Esa perspectiva amplía la conversación más allá de rampas y ascensores. Invita a considerar el dolor crónico, las limitaciones de movilidad, las necesidades sensoriales, el tamaño corporal y otros factores que pueden no ser inmediatamente evidentes pero que aún afectan la capacidad de una persona para disfrutar plenamente de una actuación.

Broadway ha hecho avances significativos en representación en el escenario, haciendo casting de una gama más amplia de cuerpos en roles no definidos por el tamaño. Pero la infraestructura de la industria a menudo evoluciona más lentamente que las audiencias que sirve.

La accesibilidad trata de mucho más que rampas y ascensores. Incluye asientos, movilidad, necesidades sensoriales, acomodaciones de audición y la capacidad de que el público pueda entrar y disfrutar de un espacio sin negociar constantemente sus cuerpos.

Los propietarios de teatros de Broadway también están mirando hacia mejoras futuras. Flateman señala la renovación planeada del Teatro Imperial como una oportunidad para repensar cómo puede ser la experiencia moderna del público dentro de una casa de Broadway histórica.

“Cuando tenemos la oportunidad de hacer eso, miramos cuáles son las expectativas de las personas para una experiencia teatral de calidad”, dice.

Además de la capacidad ampliada de baños y las instalaciones ADA, se espera que la renovación cree espacios de reunión más cómodos adyacentes al teatro, incluyendo salones, bares y otras comodidades para los clientes que muchos teatros históricos de Broadway nunca fueron diseñados para acomodar.

“En el Teatro Imperial, similar a lo que hicimos en el James Earl Jones, tendremos la oportunidad de expandir nuestra huella y realmente proporcionar comodidades para los clientes que creo serán únicas para Broadway,” dice Flateman.

La accesibilidad es dignidad. Es diseño. Es cuidado y consideración por alguien que no eres tú. Se trata de quién puede experimentar completamente la magia del teatro en vivo.

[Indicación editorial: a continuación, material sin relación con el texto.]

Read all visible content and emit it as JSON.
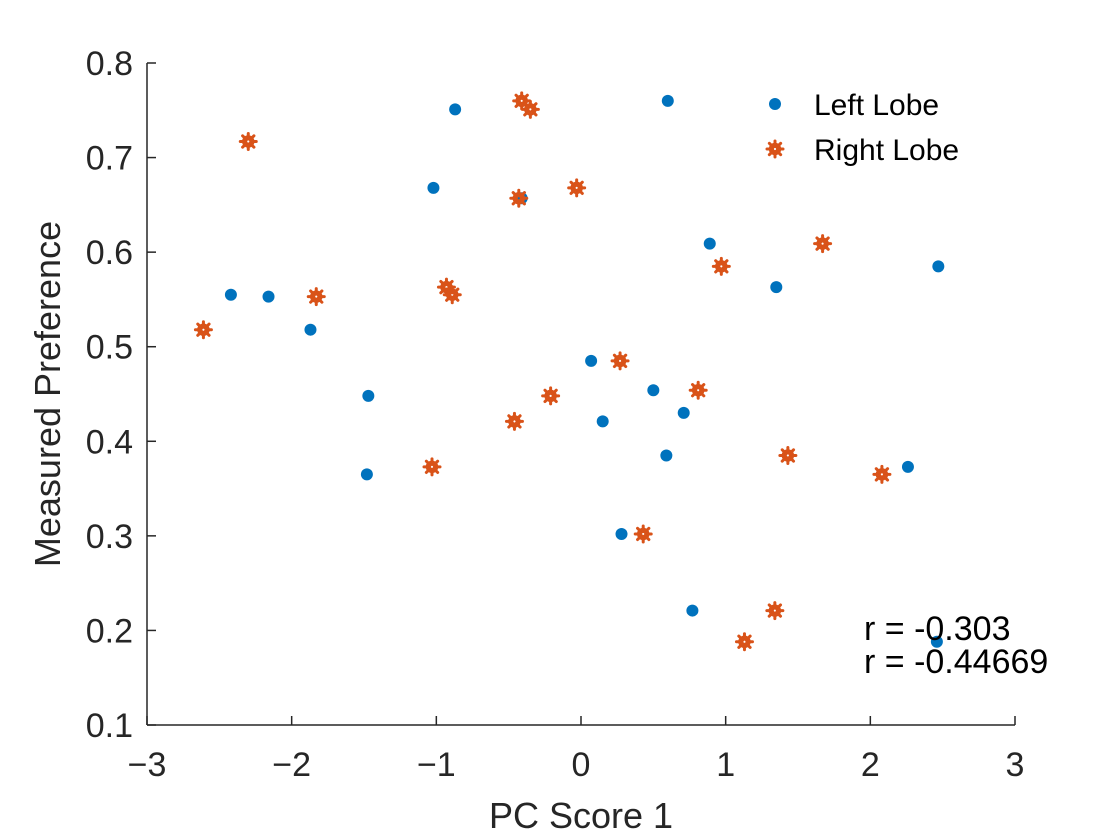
{
  "chart_data": {
    "type": "scatter",
    "title": "",
    "xlabel": "PC Score 1",
    "ylabel": "Measured Preference",
    "xlim": [
      -3,
      3
    ],
    "ylim": [
      0.1,
      0.8
    ],
    "xticks": [
      -3,
      -2,
      -1,
      0,
      1,
      2,
      3
    ],
    "yticks": [
      0.1,
      0.2,
      0.3,
      0.4,
      0.5,
      0.6,
      0.7,
      0.8
    ],
    "grid": false,
    "legend_position": "top-right",
    "series": [
      {
        "name": "Left Lobe",
        "color": "#0072BD",
        "marker": "filled-circle",
        "points": [
          [
            -2.42,
            0.555
          ],
          [
            -2.16,
            0.553
          ],
          [
            -1.87,
            0.518
          ],
          [
            -1.47,
            0.448
          ],
          [
            -1.48,
            0.365
          ],
          [
            -1.02,
            0.668
          ],
          [
            -0.87,
            0.751
          ],
          [
            -0.41,
            0.657
          ],
          [
            0.6,
            0.76
          ],
          [
            0.07,
            0.485
          ],
          [
            0.15,
            0.421
          ],
          [
            0.5,
            0.454
          ],
          [
            0.71,
            0.43
          ],
          [
            0.59,
            0.385
          ],
          [
            0.28,
            0.302
          ],
          [
            0.77,
            0.221
          ],
          [
            0.89,
            0.609
          ],
          [
            1.35,
            0.563
          ],
          [
            2.26,
            0.373
          ],
          [
            2.47,
            0.585
          ],
          [
            2.46,
            0.188
          ]
        ]
      },
      {
        "name": "Right Lobe",
        "color": "#D95319",
        "marker": "asterisk-ring",
        "points": [
          [
            -2.61,
            0.518
          ],
          [
            -2.3,
            0.717
          ],
          [
            -1.83,
            0.553
          ],
          [
            -1.03,
            0.373
          ],
          [
            -0.93,
            0.563
          ],
          [
            -0.89,
            0.555
          ],
          [
            -0.46,
            0.421
          ],
          [
            -0.43,
            0.657
          ],
          [
            -0.41,
            0.76
          ],
          [
            -0.35,
            0.751
          ],
          [
            -0.21,
            0.448
          ],
          [
            -0.03,
            0.668
          ],
          [
            0.27,
            0.485
          ],
          [
            0.43,
            0.302
          ],
          [
            0.81,
            0.454
          ],
          [
            0.97,
            0.585
          ],
          [
            1.13,
            0.188
          ],
          [
            1.34,
            0.221
          ],
          [
            1.43,
            0.385
          ],
          [
            1.67,
            0.609
          ],
          [
            2.08,
            0.365
          ]
        ]
      }
    ],
    "annotations": [
      "r = -0.303",
      "r = -0.44669"
    ]
  }
}
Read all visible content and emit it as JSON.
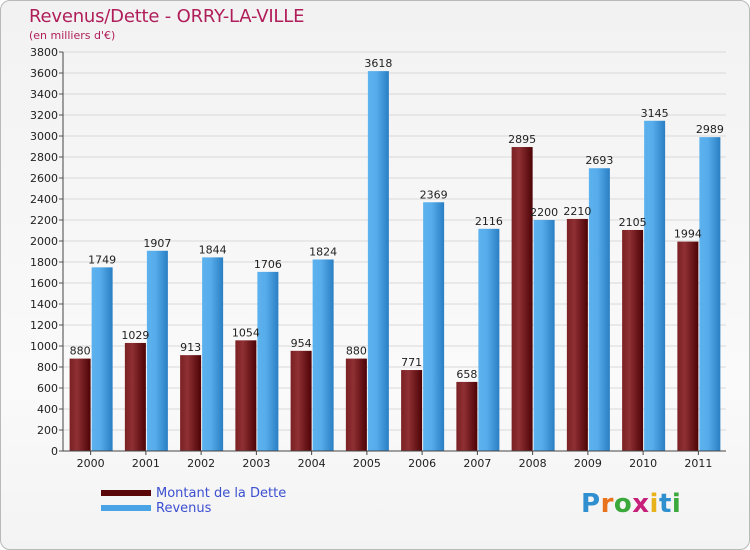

La conversación sobre accesibilidad y comodidad no se trata de elegir entre preservación y progreso. Se trata de encontrar formas para que ambos coexistan. Los teatros históricos de Broadway cuentan la historia de dónde ha estado la industria. Las audiencias de hoy están ayudando a dar forma a hacia dónde debe ir a continuación.

Flateman cree que el futuro depende de dar la bienvenida a una amplia gama de amantes del teatro.

“Broadway es una operación de gran carpa”, dice. “Necesitamos poder acomodar a las personas donde están y quienes son. Creo que hay un lugar para todo el mundo en un teatro de Broadway.”

Quizás esa es la verdadera oportunidad que se encuentra en el centro de esta conversación: no simplemente hacer espacio en el asiento, sino hacer espacio en la experiencia misma. El objetivo es asegurarse de que las audiencias de cada tamaño, capacidad, edad y trasfondo puedan entrar en un teatro, acomodarse en un asiento y perderse en la magia del escenario.